Article Text
Abstract
Introduction Pre-eclampsia is characterised by exaggerated placental apoptosis and p53 over-expression. This is hypothesised to result from the generation of reactive oxygen species (ROS) secondary to placental ischaemia-reperfusion. Hydrogen peroxide (H2O2) has been used to represent ROS and has been shown to induce apoptosis and p53 expression in placental villous explants. Might inhibition of p53 with pifithrin-α arrest placental damage due to ROS in pre-eclampsia?
Methods Term villous explants were exposed to 1000 µM H2O2 and 10 µM pifithrin-α for 48 h (total culture 96 h). Tissue was wax embedded and apoptosis and trophoblast turnover assessed by M30 antibody recognition to cleaved cytokeratin-18 and syncytial knot formation, respectively. Apoptosis was also assessed by caspase-3/7 activity from protein.
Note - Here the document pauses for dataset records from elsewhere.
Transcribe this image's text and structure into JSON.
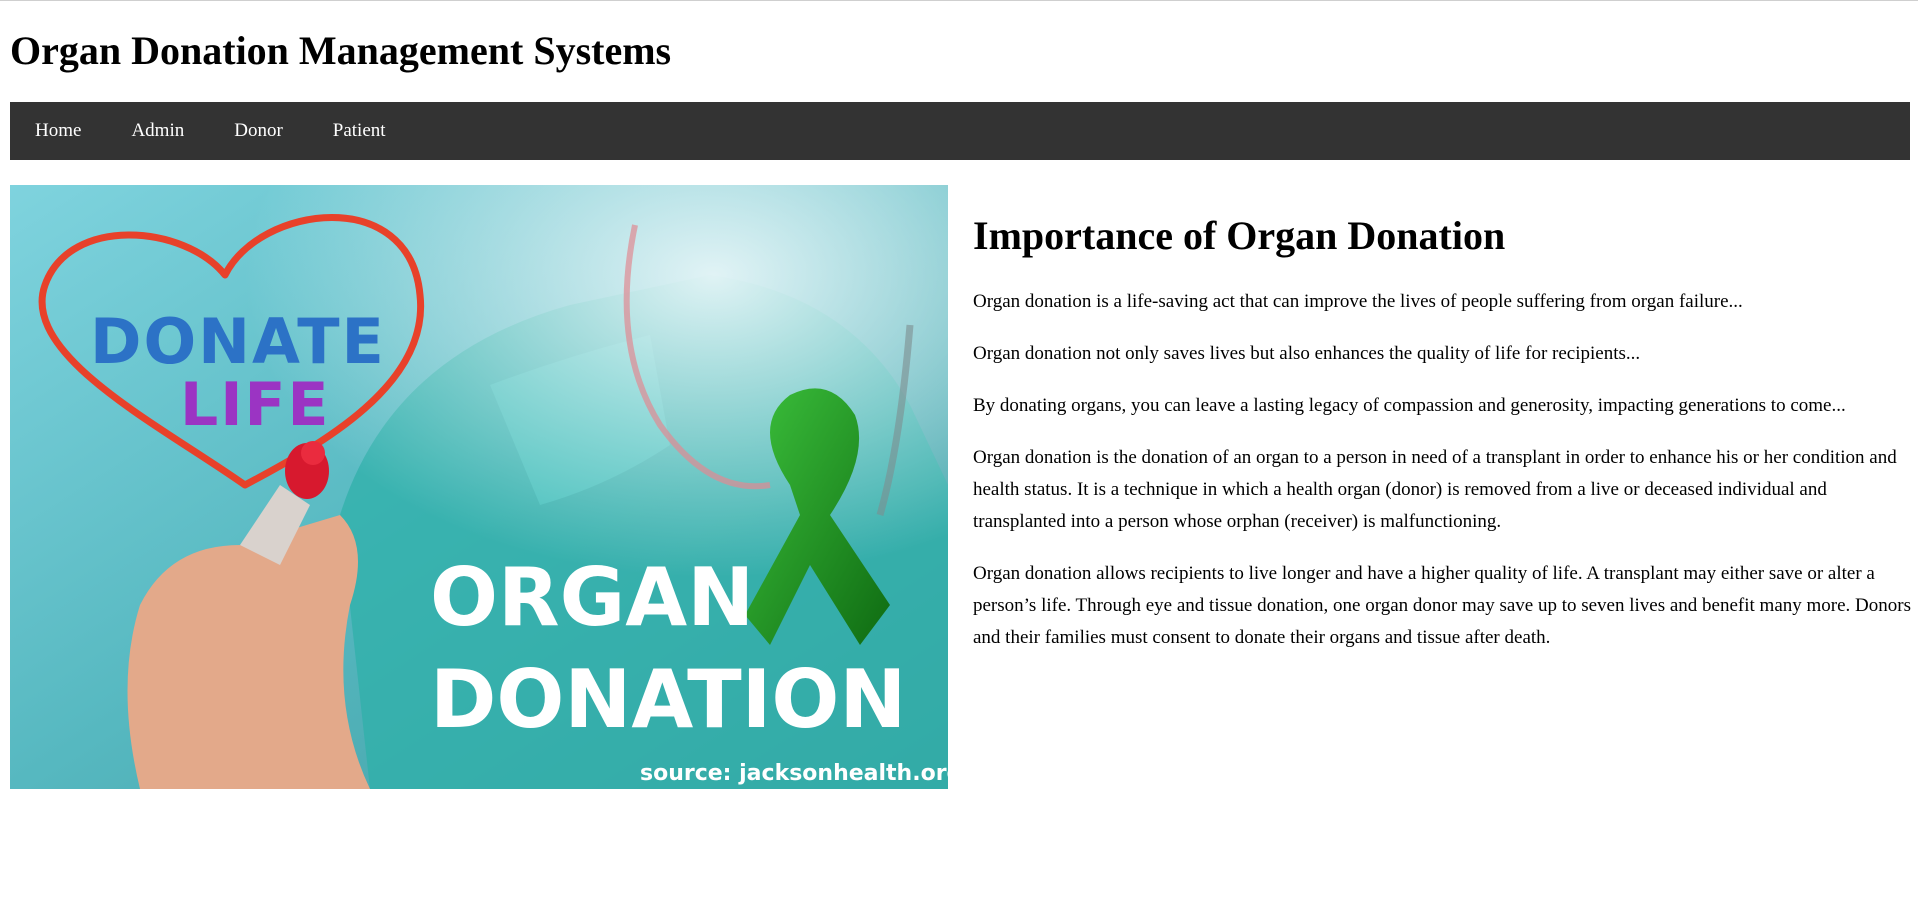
{
  "header": {
    "title": "Organ Donation Management Systems"
  },
  "nav": {
    "items": [
      {
        "label": "Home"
      },
      {
        "label": "Admin"
      },
      {
        "label": "Donor"
      },
      {
        "label": "Patient"
      }
    ],
    "background": "#333333"
  },
  "hero_image": {
    "heart_text_line1": "DONATE",
    "heart_text_line2": "LIFE",
    "title_line1": "ORGAN",
    "title_line2": "DONATION",
    "source": "source: jacksonhealth.org",
    "ribbon_color": "#1e8a1e",
    "heart_color": "#e8412a"
  },
  "main": {
    "heading": "Importance of Organ Donation",
    "paragraphs": [
      "Organ donation is a life-saving act that can improve the lives of people suffering from organ failure...",
      "Organ donation not only saves lives but also enhances the quality of life for recipients...",
      "By donating organs, you can leave a lasting legacy of compassion and generosity, impacting generations to come...",
      "Organ donation is the donation of an organ to a person in need of a transplant in order to enhance his or her condition and health status. It is a technique in which a health organ (donor) is removed from a live or deceased individual and transplanted into a person whose orphan (receiver) is malfunctioning.",
      "Organ donation allows recipients to live longer and have a higher quality of life. A transplant may either save or alter a person’s life. Through eye and tissue donation, one organ donor may save up to seven lives and benefit many more. Donors and their families must consent to donate their organs and tissue after death."
    ]
  }
}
Real-time PCR was performed for p53, p21, Mdm2, Puma and Bax.
Results Treatment with H2O2 increased apoptosis as measured by caspase-3/7 activity (p<0.01, Friedman, n=5) and M30 (p<0.01, Friedman, n=5). Syncytial knot formation was also increased by exposure to H2O2 (p<0.01, Friedman, n=5). Both apoptosis and syncytial knot formation was reduced by treatment with Pifithrin-α. Exposure to H2O2 increased p53, p21 and Puma mRNA expression (p<0.05, Friedman, n=5), but had no effect on Mdm2 or Bax. Again, this increase was reduced with Pifithrin-α.
Conclusion Treatment of placental tissue with H2O2 increases apoptosis and gene expression in the p53 pathway. This effect is reduced by treatment with the p53 inhibitor pifithrin-α, suggesting that H2O2 induces p53-mediated apoptosis which is reversible with p53 inhibition. Inhibition of the p53 pathway could be a therapeutic target for placental-related pathologies.